Ndlovini CPA chairperson Elvis Mgwenya, who was elected about two years ago, told City Press that the previous association refused to do a proper handover, which had frustrated progress on the farm.

“The farm was almost attached because of debts to the SA Revenue Service and Eskom. We cannot do anything because of the problems with the previous CPA. Then we decided to lease it.”

As the African proverb says: When two brothers fight, strangers reap the harvest.

The CPA lost a R2.9m grant from the department of rural development and land reform, due to fraud in 2012.

The Nelspruit Regional Court this week found three individuals – Zenzele Jacob Mncwango, Grace Mokoka and Skhumbuzo Nkosi – guilty of theft, fraud and money laundering. The trio used connections within the department to have the money transferred to their accounts.

Some of the money was used to buy cars.

Ndlovini CPA member Dr Isaac Tlou, who laid charges with the police, said it was by fluke that they discovered that the money had been channelled to these individuals’ bank accounts.

Tlou said Nkosi was a volunteer on the farm and helped the CPA with marketing.

“We were at a ceremony and overheard Nkosi’s wife shouting at him for buying his girlfriend a car.
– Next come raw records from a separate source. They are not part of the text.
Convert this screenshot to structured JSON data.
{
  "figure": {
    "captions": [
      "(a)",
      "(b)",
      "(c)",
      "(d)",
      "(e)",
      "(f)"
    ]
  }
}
I went to the department and discovered that money had been claimed without us knowing. I laid charges.”

In addition to this, an investigation by auditing firm KPMG conducted in 2012 and commissioned by the national rural development and land reform department, found that the members of Ndlovini’s previous management committee could not account for R8.3m.

They claimed it had been spent on infrastructure and other operating costs.

This case is still under investigation.

Surviving on 1 hectare

“It rained this morning,” says farmer Elijah Mhlaba (68) as he inspects the butternut on his land. 

 “Tomorrow I’ll have to spray them with pesticide.”

Spending much time outdoors in the sweltering Lowveld weather, he bears all the marks of his years of working as a farmer.

Mhlaba grows butternut, chillies, cabbages, lettuce, tomatoes and maize on a 1-hectare plot. He sells his produce at the local market.

He took over from his parents, who farmed on the same plot, in Block C, near Komatipoort, when the apartheid government forcibly removed the community from an area now covered by the Kruger National Park, in 1954.

“I live here. As a child I would join my parents after school and help them farm,” Mhlaba says.

“Today, I’m looking after seven of my children with the money I’m making from selling my produce.” Two of them are still at school. The rest are unemployed.

He, and many other people, have had massive tracts of prime agricultural land transferred to them through land reform projects, but have failed to keep them productive.

The Wits University study offers an explanation why Mhlaba has been one of those.

The authors of the Rights to Land study call for a change in land rights policies to ensure security of tenure for those living on it.

They say government’s land reform and security of tenure policies, that encourage communal land ownership by communities or groups under CPAs or traditional authorities, have been disastrous.

Many beneficiaries often fight, and powerful leaders in the CPAs, or chiefs, exercise their influence, hoard resources and reap the benefits, while ordinary people are excluded.

The authors argue that if individual family rights are asserted and they have some form of ownership, there is a stronger possibility that they will keep the land productive and earn returns.

The study warns government against mega land reform projects, where many people are lumped together and form incoherent communities bedevilled by infighting.

Mhlaba’s piece of land has been in his family for generations, but they have no title deed for it.

Despite this, he has some sense of ownership. The land falls under the local traditional authority.

“It is known that plot 35 belongs to my family. I cannot be removed,” he says.

“With more money, I could plant the whole hectare in one go, but I do it in small patches. Me and my family can survive.”